Tidak demikian dengan Aceh. Langitnya masih biru, alamnya masih segar dan tentunya sudut-sudut pulau yang menyajikan keindahan, sebut saja Sabang. Pantai-pantai yang putih bersih dan karang-karang yang indah akan segera menyambut jika berkelana ke Pantai Iboih, tidak jauh dari titik nol Indonesia.

Dan, di penghujung Maret itu, saya ditugaskan kembali ke Aceh. Sebagai pecinta foto landscape, saya langsung membayangkan peralatan yang harus dibawa. Soal tugas sudah kebayanglah, gampang. Soal membingkai keindahan alam Aceh, terutama Banda Aceh, persiapan harus disiapkan. Kamera, tripod, baterei esktra dan filter. Semuanya harus dipastikan masuk ke tas kamera. Ketinggalan laptop kerja dan celana dalam, tidak masalah. Ketinggalan alat foto itu alamat moodmengejar keindahan bisa berubah.

Banyak yang bisa dibingkai di Banda Aceh. Kotanya yang giat berkembang setelah tsunami, lokasi-lokasi terdampak tsunami dulu, bangunan-bangunan yang masih disisakan sebagai pengingat dan pesawat Dakota RI 001 Seulawah yang bertengger di Blang Padang. Sementara untuk kuliner, tentunya mie Aceh yang nikmat, ayam tangkap dan kopi Aceh yang nikmat. Jangan sampai terlewat.

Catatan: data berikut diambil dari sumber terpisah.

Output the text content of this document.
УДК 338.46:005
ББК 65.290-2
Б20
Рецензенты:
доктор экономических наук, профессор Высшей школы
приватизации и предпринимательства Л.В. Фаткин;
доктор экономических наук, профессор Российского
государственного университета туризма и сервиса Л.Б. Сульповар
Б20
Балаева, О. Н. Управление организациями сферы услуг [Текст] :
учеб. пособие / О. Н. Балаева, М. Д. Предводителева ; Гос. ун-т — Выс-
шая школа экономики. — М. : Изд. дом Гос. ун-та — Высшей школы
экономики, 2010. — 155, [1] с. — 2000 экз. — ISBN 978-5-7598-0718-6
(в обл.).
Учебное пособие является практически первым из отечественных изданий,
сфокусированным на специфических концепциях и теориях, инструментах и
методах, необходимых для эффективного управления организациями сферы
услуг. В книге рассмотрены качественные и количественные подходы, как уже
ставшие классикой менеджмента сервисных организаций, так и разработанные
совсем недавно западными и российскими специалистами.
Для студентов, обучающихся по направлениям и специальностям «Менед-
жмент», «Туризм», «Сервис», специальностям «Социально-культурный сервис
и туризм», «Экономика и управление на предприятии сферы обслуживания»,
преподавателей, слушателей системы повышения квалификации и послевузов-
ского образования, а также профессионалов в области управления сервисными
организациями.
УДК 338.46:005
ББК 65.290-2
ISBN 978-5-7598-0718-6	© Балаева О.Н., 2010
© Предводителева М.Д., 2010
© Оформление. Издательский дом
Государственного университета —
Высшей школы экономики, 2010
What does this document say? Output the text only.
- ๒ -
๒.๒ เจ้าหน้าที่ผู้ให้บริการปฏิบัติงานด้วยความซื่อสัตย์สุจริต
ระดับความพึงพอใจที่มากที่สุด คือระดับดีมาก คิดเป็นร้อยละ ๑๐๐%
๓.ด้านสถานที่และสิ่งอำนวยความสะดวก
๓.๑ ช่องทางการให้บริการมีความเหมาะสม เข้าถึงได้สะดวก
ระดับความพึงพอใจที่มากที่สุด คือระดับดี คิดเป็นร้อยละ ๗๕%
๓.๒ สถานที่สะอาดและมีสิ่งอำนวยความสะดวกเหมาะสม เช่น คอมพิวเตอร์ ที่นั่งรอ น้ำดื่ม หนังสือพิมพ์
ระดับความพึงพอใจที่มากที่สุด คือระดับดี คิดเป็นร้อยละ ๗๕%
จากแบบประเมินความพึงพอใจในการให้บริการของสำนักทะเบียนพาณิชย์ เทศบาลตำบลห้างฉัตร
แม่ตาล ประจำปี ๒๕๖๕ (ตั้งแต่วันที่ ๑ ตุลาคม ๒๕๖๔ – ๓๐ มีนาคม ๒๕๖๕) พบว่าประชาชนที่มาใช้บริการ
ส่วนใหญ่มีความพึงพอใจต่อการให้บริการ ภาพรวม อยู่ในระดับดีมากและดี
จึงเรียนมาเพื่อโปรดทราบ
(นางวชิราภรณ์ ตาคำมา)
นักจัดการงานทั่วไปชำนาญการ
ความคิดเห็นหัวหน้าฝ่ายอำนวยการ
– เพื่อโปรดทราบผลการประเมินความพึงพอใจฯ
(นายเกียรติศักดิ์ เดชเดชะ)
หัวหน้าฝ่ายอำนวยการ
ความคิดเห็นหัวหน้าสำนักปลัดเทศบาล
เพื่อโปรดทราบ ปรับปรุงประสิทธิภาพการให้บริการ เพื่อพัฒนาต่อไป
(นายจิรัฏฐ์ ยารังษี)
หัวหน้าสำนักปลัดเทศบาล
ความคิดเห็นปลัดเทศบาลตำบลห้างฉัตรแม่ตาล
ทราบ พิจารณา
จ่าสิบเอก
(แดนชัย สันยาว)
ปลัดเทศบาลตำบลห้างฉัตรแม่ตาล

Setelah menjejakkan kaki di Banda Aceh dan bertemu rekan disana, diskusi bukan soal pekerjaan. Tetapi, lebih pada lokasi foto landscape. Beruntung, salah satu rekan di Banda Aceh itu pecinta fotografi juga. Boy, begitu dia menyebut dirinya, nama asilnya Baihaqi, menyebutkan Ujung Pancu. “Sunrise-nya bagus, Bang” dia meyakinkan saya. Sembari menunjukkan foto-foto dia menjabarkan hal yang menarik di ujung pancu. “Ada pattern nih, Bang” tambahnya lagi sambil menunjukkan pola-pola yang tampak di pasir dari sebuah foto sunrise-nya. “Disana juga ada perahu, batu-batu dan kalau beruntung nelayan yang menangkap ikan, Bang” cerocosnya lagi.

Otak sudah tidak fokus lagi dengan penjabarannya. Terbayang komposisi, warna-warni, drama di langit dan di permukaan air laut yang harus diabadikan. “Bisa nanti ikut bareng saya?” tanyaku pada Boy. “Belum pasti, Bang” jawabnya cepat. Bisa jadi karena dia sudah sangat biasa dengan spot foto alam itu.

Tetapi, yang namanya alam, pastinya tidak pernah sama. Jikapun sering kesana, tidak pernah ada pemandangan dan momen yang sama persis. Aku lebih yakin dia punya kesibukan lain. Di benak masih terus berputar soal menejar matahari terbit di Ujung Pancu, sementara beban tugas juga tidak ringan. Sembilan hari di Aceh, tetapi hanya satu hari di Banda Aceh. Akhirnya aku putuskan membingkai keindahan alam itu di pagi terakhir, yakni di hari ke sembilan. Aku berdoa, semoga tidak hujan.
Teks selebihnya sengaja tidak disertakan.